Il apparaît inéquitable de laisser à la charge de la BANQUE POSTALE CONSUMER FINANCE les frais non compris dans les dépens qu’elle a exposés dans le cadre de la présente instance. Il convient de condamner in solidum Monsieur [K] [A] et Madame [I] [V] épouse [A] à lui payer la somme de 300 euros au titre de l’article 700 du code de procédure civile.

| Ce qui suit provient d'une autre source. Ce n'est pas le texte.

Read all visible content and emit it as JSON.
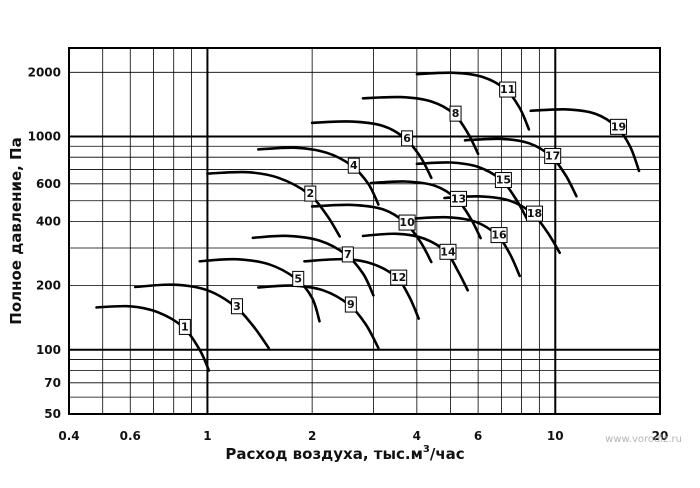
{
  "chart_data": {
    "type": "line",
    "xlabel_main": "Расход воздуха, тыс.м",
    "xlabel_sup": "3",
    "xlabel_tail": "/час",
    "ylabel": "Полное давление, Па",
    "x_scale": "log",
    "y_scale": "log",
    "xlim": [
      0.4,
      20
    ],
    "ylim": [
      50,
      2600
    ],
    "grid": true,
    "x_ticks": [
      "0.4",
      "0.6",
      "1",
      "2",
      "4",
      "6",
      "10",
      "20"
    ],
    "y_ticks": [
      "50",
      "70",
      "100",
      "200",
      "400",
      "600",
      "1000",
      "2000"
    ],
    "series": [
      {
        "name": "1",
        "x": [
          0.48,
          0.6,
          0.72,
          0.85,
          0.95,
          1.01
        ],
        "y": [
          158,
          160,
          150,
          128,
          100,
          80
        ]
      },
      {
        "name": "2",
        "x": [
          1.0,
          1.3,
          1.6,
          1.95,
          2.2,
          2.4
        ],
        "y": [
          670,
          680,
          640,
          540,
          430,
          340
        ]
      },
      {
        "name": "3",
        "x": [
          0.62,
          0.8,
          1.0,
          1.2,
          1.35,
          1.5
        ],
        "y": [
          197,
          202,
          190,
          160,
          130,
          102
        ]
      },
      {
        "name": "4",
        "x": [
          1.4,
          1.8,
          2.2,
          2.6,
          2.9,
          3.1
        ],
        "y": [
          870,
          885,
          840,
          730,
          600,
          480
        ]
      },
      {
        "name": "5",
        "x": [
          0.95,
          1.2,
          1.5,
          1.8,
          2.0,
          2.1
        ],
        "y": [
          260,
          266,
          252,
          215,
          175,
          136
        ]
      },
      {
        "name": "6",
        "x": [
          2.0,
          2.6,
          3.2,
          3.7,
          4.1,
          4.4
        ],
        "y": [
          1160,
          1175,
          1120,
          980,
          800,
          640
        ]
      },
      {
        "name": "7",
        "x": [
          1.35,
          1.7,
          2.1,
          2.5,
          2.8,
          3.0
        ],
        "y": [
          335,
          342,
          325,
          280,
          228,
          180
        ]
      },
      {
        "name": "8",
        "x": [
          2.8,
          3.6,
          4.4,
          5.1,
          5.6,
          6.0
        ],
        "y": [
          1510,
          1530,
          1460,
          1280,
          1040,
          830
        ]
      },
      {
        "name": "9",
        "x": [
          1.4,
          1.75,
          2.15,
          2.55,
          2.85,
          3.1
        ],
        "y": [
          196,
          200,
          190,
          163,
          132,
          102
        ]
      },
      {
        "name": "10",
        "x": [
          2.0,
          2.6,
          3.2,
          3.7,
          4.1,
          4.4
        ],
        "y": [
          470,
          478,
          455,
          395,
          320,
          258
        ]
      },
      {
        "name": "11",
        "x": [
          4.0,
          5.1,
          6.2,
          7.2,
          7.9,
          8.4
        ],
        "y": [
          1960,
          1990,
          1900,
          1660,
          1360,
          1080
        ]
      },
      {
        "name": "12",
        "x": [
          1.9,
          2.5,
          3.0,
          3.5,
          3.8,
          4.05
        ],
        "y": [
          260,
          266,
          252,
          218,
          178,
          140
        ]
      },
      {
        "name": "13",
        "x": [
          2.95,
          3.7,
          4.5,
          5.2,
          5.7,
          6.1
        ],
        "y": [
          605,
          615,
          588,
          510,
          415,
          334
        ]
      },
      {
        "name": "14",
        "x": [
          2.8,
          3.5,
          4.2,
          4.85,
          5.25,
          5.6
        ],
        "y": [
          342,
          350,
          332,
          288,
          234,
          190
        ]
      },
      {
        "name": "15",
        "x": [
          4.0,
          5.0,
          6.0,
          7.0,
          7.7,
          8.3
        ],
        "y": [
          745,
          755,
          720,
          625,
          510,
          410
        ]
      },
      {
        "name": "16",
        "x": [
          3.9,
          4.9,
          5.9,
          6.8,
          7.4,
          7.9
        ],
        "y": [
          412,
          418,
          398,
          345,
          282,
          222
        ]
      },
      {
        "name": "17",
        "x": [
          5.5,
          7.0,
          8.4,
          9.7,
          10.7,
          11.5
        ],
        "y": [
          960,
          975,
          930,
          810,
          660,
          525
        ]
      },
      {
        "name": "18",
        "x": [
          4.8,
          6.1,
          7.4,
          8.6,
          9.5,
          10.3
        ],
        "y": [
          515,
          524,
          500,
          435,
          355,
          285
        ]
      },
      {
        "name": "19",
        "x": [
          8.5,
          10.8,
          13.0,
          15.0,
          16.4,
          17.4
        ],
        "y": [
          1320,
          1340,
          1280,
          1110,
          900,
          690
        ]
      }
    ]
  },
  "watermark": "www.vorodiz.ru",
  "colors": {
    "curve": "#000000",
    "grid": "#000000",
    "background": "#ffffff"
  }
}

Conformément à l’article 514 du code de procédure civile, le présent jugement est assorti de l’exécution provisoire, de droit.
PAR CES MOTIFS
Le juge des contentieux de la protection, statuant en audience publique, par jugement réputé contradictoire, en premier ressort, rendu par mise à disposition au greffe le jour de son délibéré,
DÉCLARE recevable la demande en paiement ;
CONDAMNE solidairement Monsieur [K] [A] et Madame [I] [V] épouse [A] à payer à la BANQUE POSTALE CONSUMER FINANCE la somme de 13.572,10 euros, arrêtée au 25 avril 2025, augmentée des intérêts au taux contractuel de 3,92 % à compter du 19 février 2025, date de la mise en demeure et celle de 50 euros au titre de la clause pénale, avec intérêts au taux légal à compter du présent jugement ;
CONDAMNE in solidum Monsieur [K] [A] et Madame [I] [V] épouse [A] à payer à la BANQUE POSTALE CONSUMER FINANCE la somme de 300 euros au titre de l’article 700 du code de procédure civile ;
CONDAMNE in solidum Monsieur [K] [A] et Madame [I] [V] épouse [A] aux dépens ;
DÉBOUTE la BANQUE POSTALE CONSUMER FINANCE de ses autres demandes et prétentions,
RAPPELLE que le présent jugement est assorti de l’exécution provisoire de droit.